I have been sitting on this one for a while and I regret it. Rusted Rail, a fine label which focuses on the 3 inch format, delivers
this very delicate outing from Ireland's Cubs. Here we have roughly 18 minutes of gentle majesty. It's folky and it isn't.
The nine racks here are like a cloud, flutes float in and out, guitars are strummed and electrified. Titles like
"In Memory of Mariners Lost at Sea" and "Mountain Folk Wandering" are apropos. The music here is like an aural realization of
drifting. The electric and acoustic guitars mesh together perfectly here, the amplified one never overpowering the softly
plucked acoustic. The 18 minutes come and go and I'm left feeling lighter, wishing there were another 18 minutes to coast away on.
It feels very much like an afternoon session, just waking up from a nap. Or a late-night, groggy encore.... It feels just left of mournful
at times. Vocals weave in at one point, and distant clanks are occasionally audible. Peaceful and marvelous.

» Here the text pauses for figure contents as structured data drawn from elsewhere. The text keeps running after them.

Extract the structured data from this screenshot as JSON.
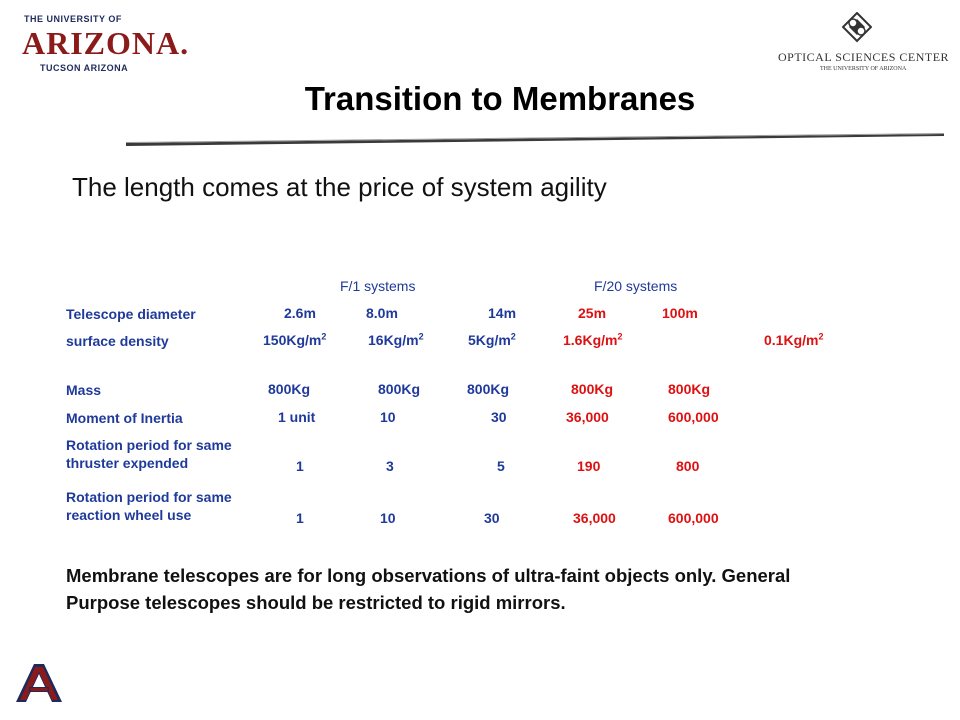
{
  "header": {
    "ua_logo": {
      "line1": "The University of",
      "line2": "Arizona.",
      "line3": "Tucson Arizona"
    },
    "osc_logo": {
      "name": "Optical Sciences Center",
      "sub": "The University of Arizona"
    }
  },
  "slide": {
    "title": "Transition to Membranes",
    "subtitle": "The length comes at the price of system agility",
    "column_headers": {
      "f1": "F/1 systems",
      "f20": "F/20 systems"
    },
    "rows": {
      "telescope_diameter": {
        "label": "Telescope diameter",
        "values": [
          "2.6m",
          "8.0m",
          "14m",
          "25m",
          "100m"
        ]
      },
      "surface_density": {
        "label": "surface density",
        "values": [
          "150Kg/m",
          "16Kg/m",
          "5Kg/m",
          "1.6Kg/m",
          "0.1Kg/m"
        ],
        "exponent": "2"
      },
      "mass": {
        "label": "Mass",
        "values": [
          "800Kg",
          "800Kg",
          "800Kg",
          "800Kg",
          "800Kg"
        ]
      },
      "moment_of_inertia": {
        "label": "Moment of Inertia",
        "values": [
          "1 unit",
          "10",
          "30",
          "36,000",
          "600,000"
        ]
      },
      "rotation_thruster": {
        "label_line1": "Rotation period for same",
        "label_line2": "thruster expended",
        "values": [
          "1",
          "3",
          "5",
          "190",
          "800"
        ]
      },
      "rotation_wheel": {
        "label_line1": "Rotation period for same",
        "label_line2": "reaction wheel use",
        "values": [
          "1",
          "10",
          "30",
          "36,000",
          "600,000"
        ]
      }
    },
    "conclusion": "Membrane telescopes are for long observations of ultra-faint objects only. General Purpose telescopes should be restricted to rigid mirrors."
  },
  "colors": {
    "blue_text": "#1f3a9a",
    "red_text": "#dd1111",
    "ua_red": "#8b1a1a",
    "ua_navy": "#1d2a5c"
  },
  "icons": {
    "ua_footer": "arizona-a-logo-icon",
    "osc_emblem": "optical-sciences-emblem-icon"
  }
}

Cubs are an Irish-based outfit featuring members of United Bible Studies, this 9 track mini album was mixed by labelmate
Loner Deluxe. The album features a collection of improvised rustic instrumentals and avant garde folk melodies. Traditional
Irish and English folk sounds are given a rather lovely campfire feel with the acoustic instruments complemented with found
sounds and weird sound effects: slowly plucked guitars are met with flute, mandolin and possibly even piano. Try to imagine
a much more concise No Neck Blues Band, Tower Recordings or even Six Organs of Admittance. The album comes pressed on limited
edition 3 inch cdr and comes in a really lovely hand made card sleeve.

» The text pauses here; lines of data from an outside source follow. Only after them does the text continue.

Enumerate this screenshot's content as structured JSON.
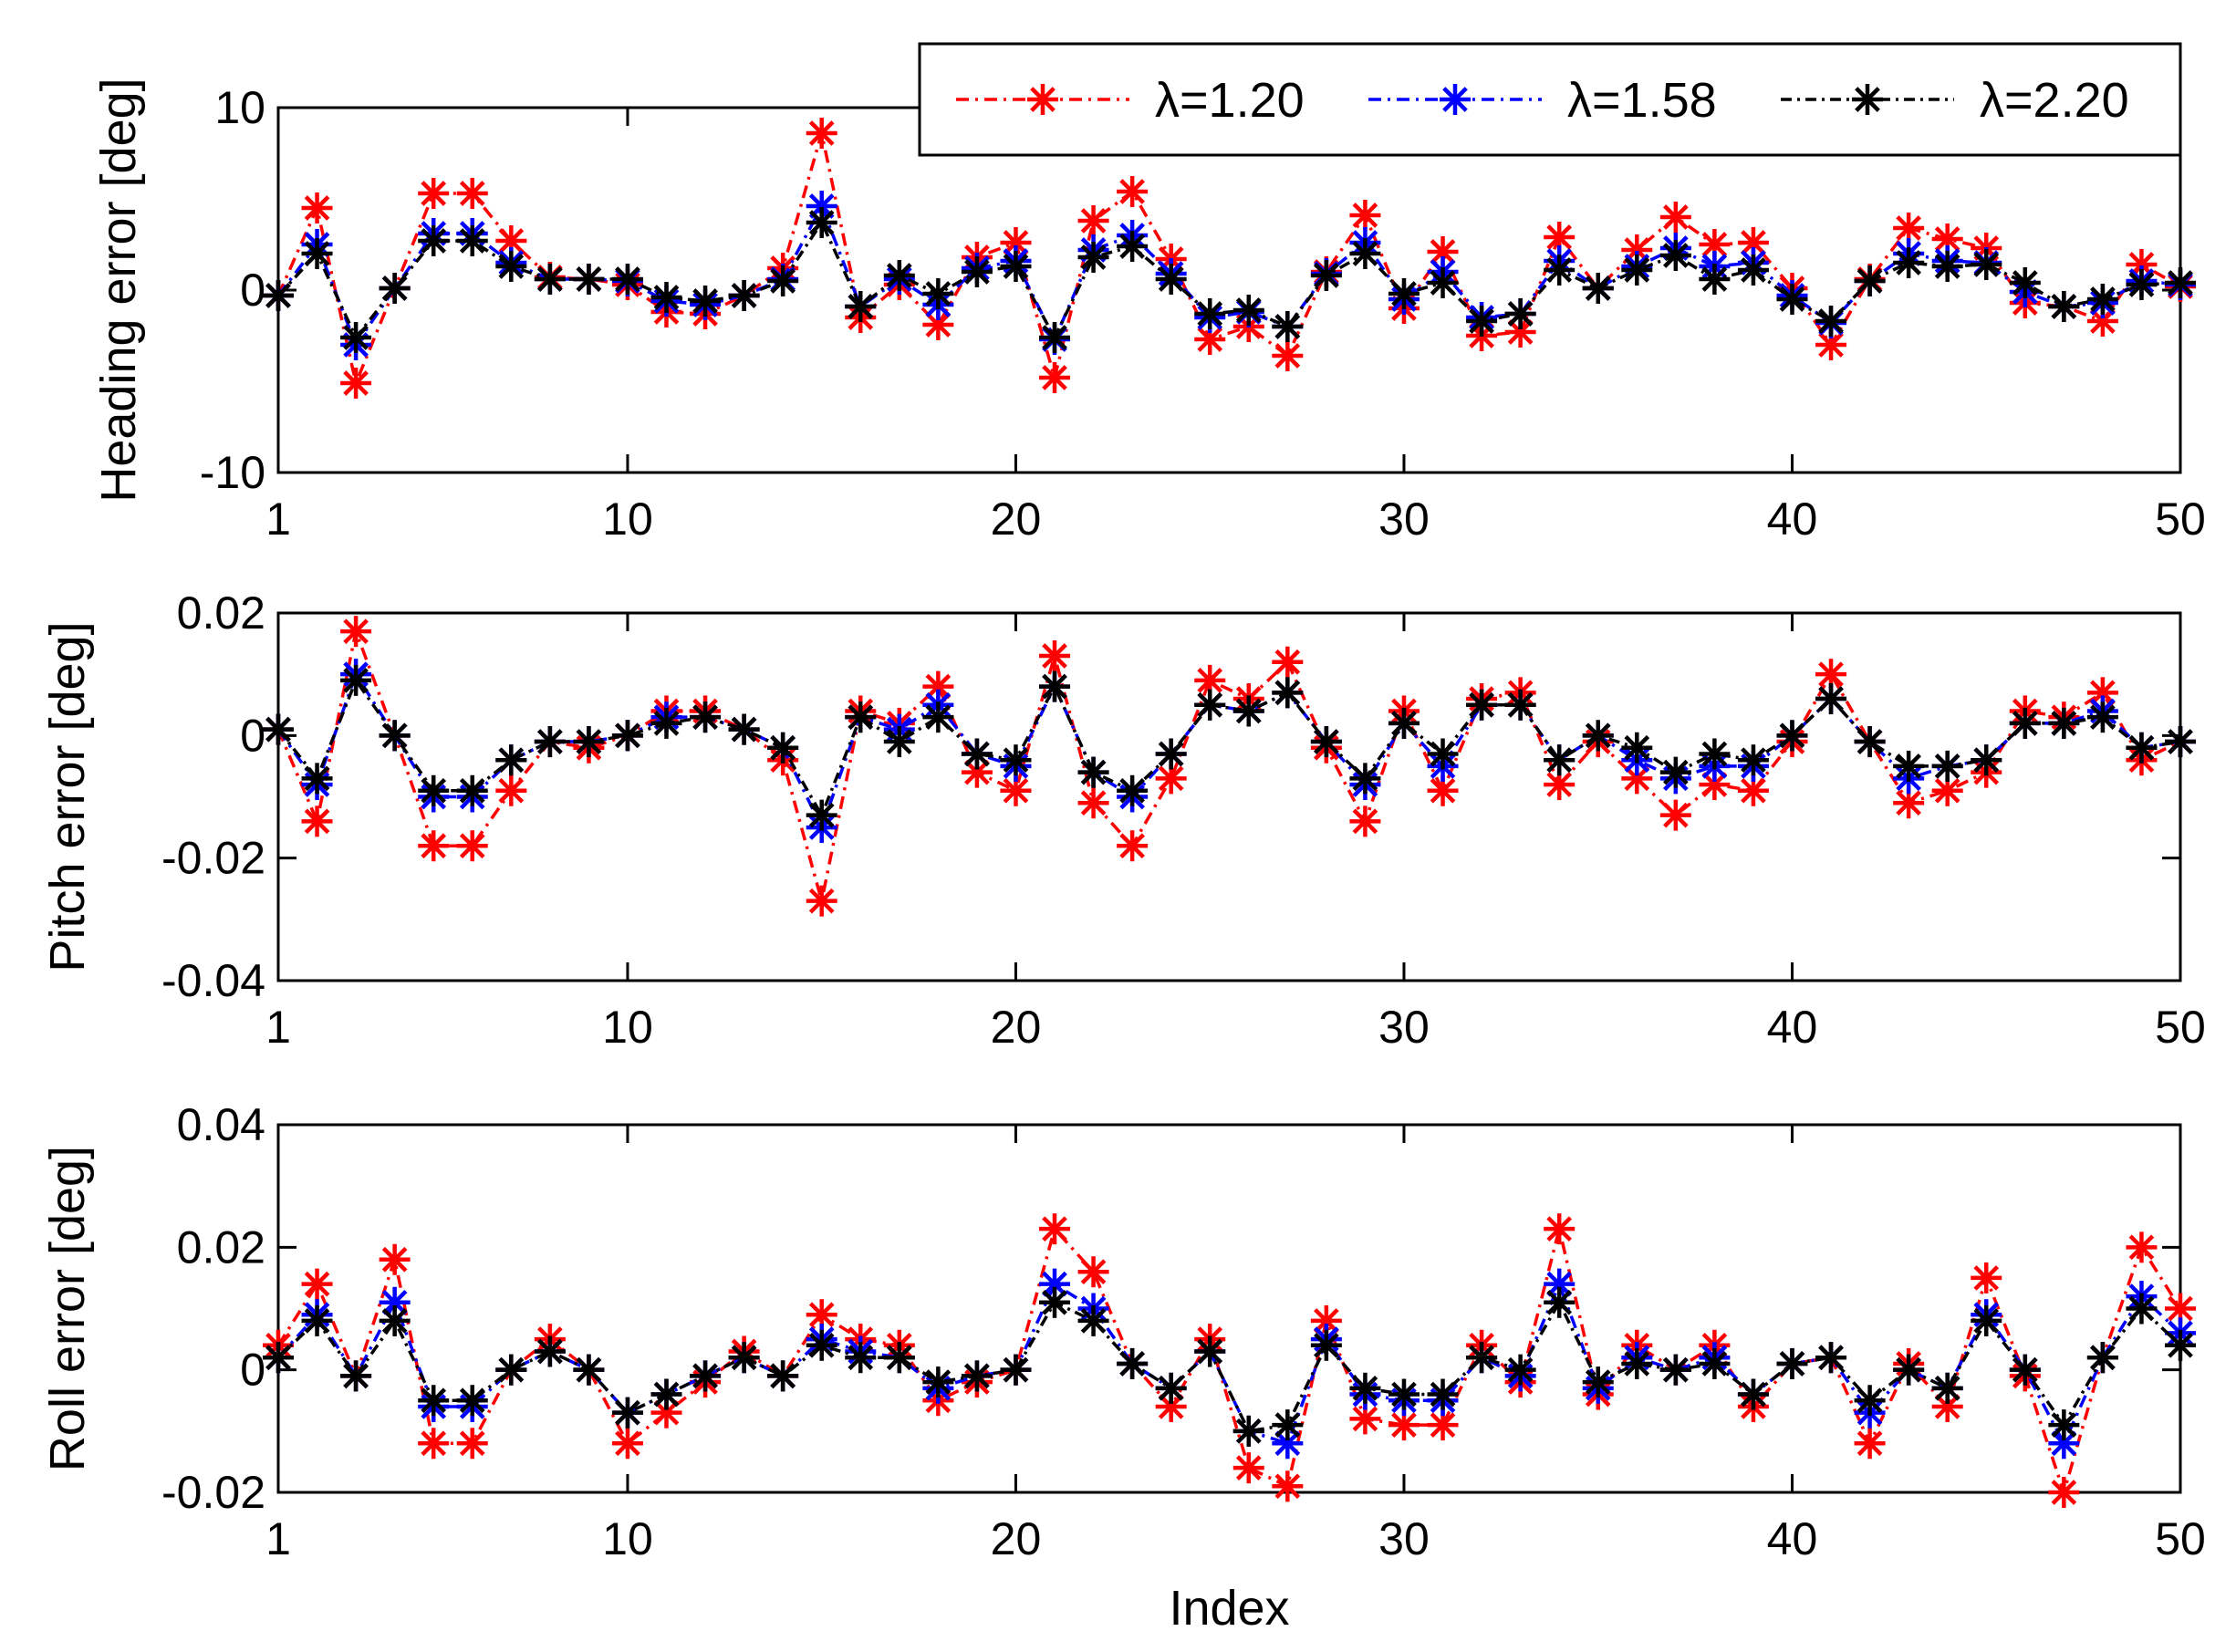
{
  "chart_data": [
    {
      "type": "line",
      "title": "",
      "xlabel": "",
      "ylabel": "Heading error [deg]",
      "xlim": [
        1,
        50
      ],
      "ylim": [
        -10,
        10
      ],
      "xticks": [
        1,
        10,
        20,
        30,
        40,
        50
      ],
      "yticks": [
        -10,
        0,
        10
      ],
      "x": [
        1,
        2,
        3,
        4,
        5,
        6,
        7,
        8,
        9,
        10,
        11,
        12,
        13,
        14,
        15,
        16,
        17,
        18,
        19,
        20,
        21,
        22,
        23,
        24,
        25,
        26,
        27,
        28,
        29,
        30,
        31,
        32,
        33,
        34,
        35,
        36,
        37,
        38,
        39,
        40,
        41,
        42,
        43,
        44,
        45,
        46,
        47,
        48,
        49,
        50
      ],
      "legend": {
        "position": "top-right"
      },
      "series": [
        {
          "name": "λ=1.20",
          "color": "#ff0000",
          "values": [
            -0.3,
            4.5,
            -5.1,
            0.1,
            5.3,
            5.3,
            2.7,
            0.7,
            0.6,
            0.3,
            -1.2,
            -1.3,
            -0.3,
            1.2,
            8.6,
            -1.5,
            0.3,
            -1.9,
            1.8,
            2.6,
            -4.8,
            3.8,
            5.4,
            1.7,
            -2.7,
            -2.0,
            -3.6,
            1.0,
            4.1,
            -1.0,
            2.1,
            -2.5,
            -2.3,
            2.9,
            0.1,
            2.2,
            4.0,
            2.5,
            2.6,
            0.1,
            -3.0,
            0.6,
            3.4,
            2.8,
            2.3,
            -0.7,
            -0.9,
            -1.7,
            1.4,
            0.2
          ]
        },
        {
          "name": "λ=1.58",
          "color": "#0000ff",
          "values": [
            -0.3,
            2.5,
            -3.0,
            0.1,
            3.1,
            3.1,
            1.5,
            0.6,
            0.6,
            0.5,
            -0.6,
            -0.8,
            -0.3,
            0.6,
            4.6,
            -0.9,
            0.6,
            -0.8,
            1.2,
            1.6,
            -2.7,
            2.2,
            3.0,
            0.9,
            -1.5,
            -1.2,
            -2.0,
            0.9,
            2.6,
            -0.5,
            1.0,
            -1.5,
            -1.3,
            1.6,
            0.1,
            1.3,
            2.3,
            1.3,
            1.5,
            -0.3,
            -1.8,
            0.5,
            2.0,
            1.6,
            1.5,
            -0.1,
            -0.9,
            -0.7,
            0.5,
            0.3
          ]
        },
        {
          "name": "λ=2.20",
          "color": "#000000",
          "values": [
            -0.3,
            2.0,
            -2.6,
            0.1,
            2.7,
            2.7,
            1.3,
            0.6,
            0.6,
            0.6,
            -0.4,
            -0.6,
            -0.3,
            0.5,
            3.7,
            -0.9,
            0.8,
            -0.2,
            1.0,
            1.3,
            -2.6,
            1.8,
            2.4,
            0.6,
            -1.3,
            -1.1,
            -2.0,
            0.8,
            2.0,
            -0.2,
            0.4,
            -1.7,
            -1.3,
            1.1,
            0.1,
            1.1,
            1.9,
            0.6,
            1.1,
            -0.5,
            -1.7,
            0.5,
            1.5,
            1.3,
            1.4,
            0.4,
            -0.9,
            -0.5,
            0.3,
            0.4
          ]
        }
      ]
    },
    {
      "type": "line",
      "title": "",
      "xlabel": "",
      "ylabel": "Pitch error [deg]",
      "xlim": [
        1,
        50
      ],
      "ylim": [
        -0.04,
        0.02
      ],
      "xticks": [
        1,
        10,
        20,
        30,
        40,
        50
      ],
      "yticks": [
        -0.04,
        -0.02,
        0,
        0.02
      ],
      "ytick_labels": [
        "-0.04",
        "-0.02",
        "0",
        "0.02"
      ],
      "x": [
        1,
        2,
        3,
        4,
        5,
        6,
        7,
        8,
        9,
        10,
        11,
        12,
        13,
        14,
        15,
        16,
        17,
        18,
        19,
        20,
        21,
        22,
        23,
        24,
        25,
        26,
        27,
        28,
        29,
        30,
        31,
        32,
        33,
        34,
        35,
        36,
        37,
        38,
        39,
        40,
        41,
        42,
        43,
        44,
        45,
        46,
        47,
        48,
        49,
        50
      ],
      "series": [
        {
          "name": "λ=1.20",
          "color": "#ff0000",
          "values": [
            0.001,
            -0.014,
            0.017,
            0.0,
            -0.018,
            -0.018,
            -0.009,
            -0.001,
            -0.002,
            0.0,
            0.004,
            0.004,
            0.001,
            -0.004,
            -0.027,
            0.004,
            0.002,
            0.008,
            -0.006,
            -0.009,
            0.013,
            -0.011,
            -0.018,
            -0.007,
            0.009,
            0.006,
            0.012,
            -0.002,
            -0.014,
            0.004,
            -0.009,
            0.006,
            0.007,
            -0.008,
            -0.001,
            -0.007,
            -0.013,
            -0.008,
            -0.009,
            -0.001,
            0.01,
            -0.001,
            -0.011,
            -0.009,
            -0.006,
            0.004,
            0.003,
            0.007,
            -0.004,
            -0.001
          ]
        },
        {
          "name": "λ=1.58",
          "color": "#0000ff",
          "values": [
            0.001,
            -0.008,
            0.01,
            0.0,
            -0.01,
            -0.01,
            -0.004,
            -0.001,
            -0.001,
            0.0,
            0.003,
            0.003,
            0.001,
            -0.002,
            -0.015,
            0.003,
            0.001,
            0.005,
            -0.003,
            -0.005,
            0.008,
            -0.006,
            -0.01,
            -0.003,
            0.005,
            0.004,
            0.007,
            -0.001,
            -0.008,
            0.002,
            -0.005,
            0.005,
            0.005,
            -0.004,
            0.0,
            -0.004,
            -0.007,
            -0.005,
            -0.005,
            0.0,
            0.006,
            -0.001,
            -0.007,
            -0.005,
            -0.004,
            0.002,
            0.002,
            0.004,
            -0.002,
            -0.001
          ]
        },
        {
          "name": "λ=2.20",
          "color": "#000000",
          "values": [
            0.001,
            -0.007,
            0.009,
            0.0,
            -0.009,
            -0.009,
            -0.004,
            -0.001,
            -0.001,
            0.0,
            0.002,
            0.003,
            0.001,
            -0.002,
            -0.013,
            0.003,
            -0.001,
            0.003,
            -0.003,
            -0.004,
            0.008,
            -0.006,
            -0.009,
            -0.003,
            0.005,
            0.004,
            0.007,
            -0.001,
            -0.007,
            0.002,
            -0.003,
            0.005,
            0.005,
            -0.004,
            0.0,
            -0.002,
            -0.006,
            -0.003,
            -0.004,
            0.0,
            0.006,
            -0.001,
            -0.005,
            -0.005,
            -0.004,
            0.002,
            0.002,
            0.003,
            -0.002,
            -0.001
          ]
        }
      ]
    },
    {
      "type": "line",
      "title": "",
      "xlabel": "Index",
      "ylabel": "Roll error [deg]",
      "xlim": [
        1,
        50
      ],
      "ylim": [
        -0.02,
        0.04
      ],
      "xticks": [
        1,
        10,
        20,
        30,
        40,
        50
      ],
      "yticks": [
        -0.02,
        0,
        0.02,
        0.04
      ],
      "ytick_labels": [
        "-0.02",
        "0",
        "0.02",
        "0.04"
      ],
      "x": [
        1,
        2,
        3,
        4,
        5,
        6,
        7,
        8,
        9,
        10,
        11,
        12,
        13,
        14,
        15,
        16,
        17,
        18,
        19,
        20,
        21,
        22,
        23,
        24,
        25,
        26,
        27,
        28,
        29,
        30,
        31,
        32,
        33,
        34,
        35,
        36,
        37,
        38,
        39,
        40,
        41,
        42,
        43,
        44,
        45,
        46,
        47,
        48,
        49,
        50
      ],
      "series": [
        {
          "name": "λ=1.20",
          "color": "#ff0000",
          "values": [
            0.004,
            0.014,
            -0.001,
            0.018,
            -0.012,
            -0.012,
            0.0,
            0.005,
            0.0,
            -0.012,
            -0.007,
            -0.002,
            0.003,
            -0.001,
            0.009,
            0.005,
            0.004,
            -0.005,
            -0.002,
            0.0,
            0.023,
            0.016,
            0.001,
            -0.006,
            0.005,
            -0.016,
            -0.019,
            0.008,
            -0.008,
            -0.009,
            -0.009,
            0.004,
            -0.002,
            0.023,
            -0.004,
            0.004,
            0.0,
            0.004,
            -0.006,
            0.001,
            0.002,
            -0.012,
            0.001,
            -0.006,
            0.015,
            -0.001,
            -0.02,
            0.002,
            0.02,
            0.01
          ]
        },
        {
          "name": "λ=1.58",
          "color": "#0000ff",
          "values": [
            0.002,
            0.009,
            -0.001,
            0.011,
            -0.006,
            -0.006,
            0.0,
            0.003,
            0.0,
            -0.007,
            -0.004,
            -0.001,
            0.002,
            -0.001,
            0.005,
            0.003,
            0.002,
            -0.003,
            -0.001,
            0.0,
            0.014,
            0.01,
            0.001,
            -0.003,
            0.003,
            -0.01,
            -0.012,
            0.005,
            -0.004,
            -0.005,
            -0.005,
            0.002,
            -0.001,
            0.014,
            -0.003,
            0.002,
            0.0,
            0.002,
            -0.004,
            0.001,
            0.002,
            -0.007,
            0.0,
            -0.003,
            0.009,
            0.0,
            -0.012,
            0.002,
            0.012,
            0.006
          ]
        },
        {
          "name": "λ=2.20",
          "color": "#000000",
          "values": [
            0.002,
            0.008,
            -0.001,
            0.008,
            -0.005,
            -0.005,
            0.0,
            0.003,
            0.0,
            -0.007,
            -0.004,
            -0.001,
            0.002,
            -0.001,
            0.004,
            0.002,
            0.002,
            -0.002,
            -0.001,
            0.0,
            0.011,
            0.008,
            0.001,
            -0.003,
            0.003,
            -0.01,
            -0.009,
            0.004,
            -0.003,
            -0.004,
            -0.004,
            0.002,
            0.0,
            0.011,
            -0.002,
            0.001,
            0.0,
            0.001,
            -0.004,
            0.001,
            0.002,
            -0.005,
            0.0,
            -0.003,
            0.008,
            0.0,
            -0.009,
            0.002,
            0.01,
            0.004
          ]
        }
      ]
    }
  ]
}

Cubs is another project by that elusive collective over in Ireland, consisting of United Bible Studies members. This little Stonewater
EP contains nine short tracks of drifting instrumental freefolk, a pleasant mixture of calm outdoors moods with a touch of weird
improvisation. "Cool Filter" is a very nice guitar-based track, which reminds me of instrumental Agitated Radio Pilot material, which isn't surprising as Dave's wordless vocals pop up here as well. "Opening Doors" was recorded live, and this is another beautiful calm track, based mainly on guitar and flute. "Bijou Banjolin" is a nice short piece of banjo, as the title suggests. "Mountain Folk Wandering" has some spaced out electric guitar backing with accordion, and Aaron's high vocals drifting over. A slightly darker atmosphere here. The EP ends with another soft track again, the lovely "Lanterning". It seems these Irishmen don't run out of ideas quickly when they get together to jam, as this is yet another little release of fine improvisations and folk explorations. Cubs is a project that takes things just a bit further away from the urban and daily than the other projects, evoking a more solitary feeling of being outdoors. Another treat for freefolk lovers!

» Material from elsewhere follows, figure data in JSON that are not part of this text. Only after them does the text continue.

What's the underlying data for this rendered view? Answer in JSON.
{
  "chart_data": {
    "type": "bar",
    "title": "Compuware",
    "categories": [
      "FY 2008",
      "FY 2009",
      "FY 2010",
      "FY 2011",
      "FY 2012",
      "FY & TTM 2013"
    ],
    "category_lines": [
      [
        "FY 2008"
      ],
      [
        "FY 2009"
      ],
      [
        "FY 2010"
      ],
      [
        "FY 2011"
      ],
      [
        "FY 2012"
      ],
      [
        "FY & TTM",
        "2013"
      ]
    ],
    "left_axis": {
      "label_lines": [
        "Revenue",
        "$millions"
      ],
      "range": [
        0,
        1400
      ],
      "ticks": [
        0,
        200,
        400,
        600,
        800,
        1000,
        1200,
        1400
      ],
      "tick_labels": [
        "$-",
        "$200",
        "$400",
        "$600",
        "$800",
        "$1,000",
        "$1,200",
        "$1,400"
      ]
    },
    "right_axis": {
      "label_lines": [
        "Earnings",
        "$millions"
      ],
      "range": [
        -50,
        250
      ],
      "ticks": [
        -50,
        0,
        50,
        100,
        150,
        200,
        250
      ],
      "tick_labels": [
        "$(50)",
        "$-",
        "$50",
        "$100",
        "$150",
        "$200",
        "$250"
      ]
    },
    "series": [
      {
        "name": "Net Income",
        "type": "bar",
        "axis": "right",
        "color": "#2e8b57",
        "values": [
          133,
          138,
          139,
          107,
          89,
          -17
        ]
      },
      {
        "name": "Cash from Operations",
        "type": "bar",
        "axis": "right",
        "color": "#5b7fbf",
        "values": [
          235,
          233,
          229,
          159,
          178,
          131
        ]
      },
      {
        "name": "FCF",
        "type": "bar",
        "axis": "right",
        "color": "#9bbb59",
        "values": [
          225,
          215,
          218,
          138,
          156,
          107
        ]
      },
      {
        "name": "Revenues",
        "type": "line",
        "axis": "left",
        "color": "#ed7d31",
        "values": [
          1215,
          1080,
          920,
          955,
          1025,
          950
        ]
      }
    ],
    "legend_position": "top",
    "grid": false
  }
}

Cubs is a new project from members of United Bible Studies, one of the main acts in the Deserted Village Collective with their
debut release 'Stonewater ep'. The music is more stark and simple than the experimental music of UBS. Here are drifting guitar
melodies, wordless vocals and a sense of subtle improvisation. This is a music that feels alone, desolate even, the music of empty
fields, shadows on hills and playing around late night campfires. I found some of the music immeasurably forelorn, 'Opening Doors'
being a plaintive whistle and guitar duet with spectral electronics in the distance. Guitars and melodeons, communal singing and broken
electronics, here is another musical vision from Ireland. Your own private glade to discover and return to when all becomes too complex.
Then the one minute of soft plucked banjo and guitar comprising 'Bijou Banjolin' will make you smile. This reminds of the sole Team
Discovery Channel release the collective did that evoked a similar feeling. At the end the lonesome guitars of 'Lanterning' take us home
and evoke the collective's 'Agitated Radio Pilot'.
Semi-improvised pastoral late-night bliss from Galway, featuring some members of United Bible Studies/Agitated Radio Pilot
(the latter being closest in sound to this project). A laid-back drift through some beautiful melodies played on guitar, accordian,
tin whistle and mandolin with some spacey wordless vocals. Just lovely.